Ce jour pas plus que les autres, elle ne réagit à notre arrivée. Nous posâmes à côté d’elle un caillou en offrande. Un fragment rouge et friable d’une roche plus large et plus solide. Ce soir, notre tante nous demanderait si nous avions pris bien soin de Maria de Lagrime. Si nous l’avions faite sourire. Si, enfin, elle avait quitté son lieu de recueillement. Comme d’habitude, nous tenterions d’éviter la question. La vérité était que nous n’essayions plus depuis longtemps de sauver la Maria delle Lagrime de son chagrin. Nous n’avions pas le talent de notre mère pour cajoler, amadouer, conquérir, ou terrifier jusqu’à soumission. Nous nous contentions donc de l’accompagner, accueillant ses silences et ses fatigues jusqu’à ce que le soleil s’incline et chasse les ombres des tombes vers la plaine. Il était alors temps pour nous de repartir. Nous nous arrêtions en chemin pour déposer ici un cataplasme, là un sourire, suivant les ombres jusqu’à : la masure de Maria de le sombres.

Vous devez être connecté pour laisser un commentaire.
Baladine
Posté le 15/09/2024
Bonjour,
C'est toujours un plaisir de lire ce texte. L'atmosphère se déploie, pesante autour des personnages. Je suis surprise de voir la narratrice s'en aller à la fin du passage, je me dis, si elle quitte Lucy, on ne saura pas ce qu'il se passe dans la grande maison, parce qu'on sera obligé de suivre la narratrice qui s'en va. Ou alors passera-t-on au point de vue de Lucie ?
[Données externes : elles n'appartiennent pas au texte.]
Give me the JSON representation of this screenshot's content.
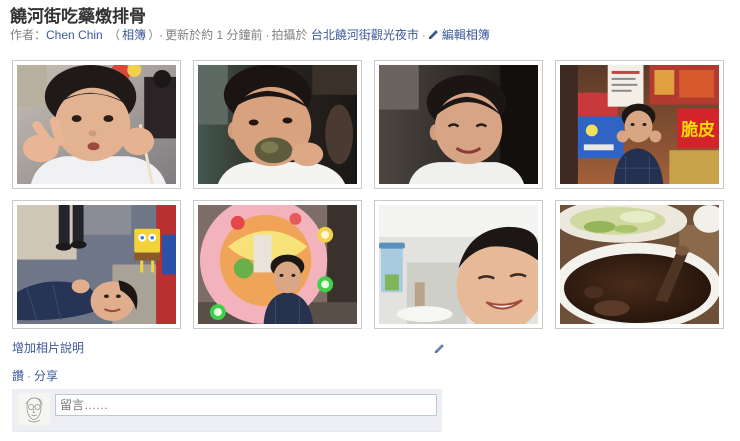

Hâte de lire la suite, en tout cas !
Petites remarques
- nous aurions ô combien volontier répondu à ses questions, si elle les avait formulées, ricanait les plus acrimonieuses d’entre-nous, elle parlait, parlait… sans cesse. => la phrase me semble un peu tournebificotée.... peut-être c'est possible d'alléger à cet endroit ? elle a quelques coquilles aussi : volontiers, ricanaient, et je ne suis pas sûre qu'il y ait un tiret à "entre nous".
- L’obscurité se glissait entre deux mots, tissait son châle d’une phrase à l’autre. là et ailleurs, je trouve que tu tisses de très jolies images autour des mots
A bientôt !
Gobbolino
Posté le 15/09/2024
Merci pour la chasse aux coquilles. Ne t'en fais pas, on retrouvera bientôt Lucie. Au crépuscule, plus précisément. Là, j'essaie d'étoffer un peu le monde et ma narratrice. Je ne sais pas encore quelle direction va prendre cette histoire, je sais juste de quoi je veux parler, donc je prends parfois des chemins de traverse.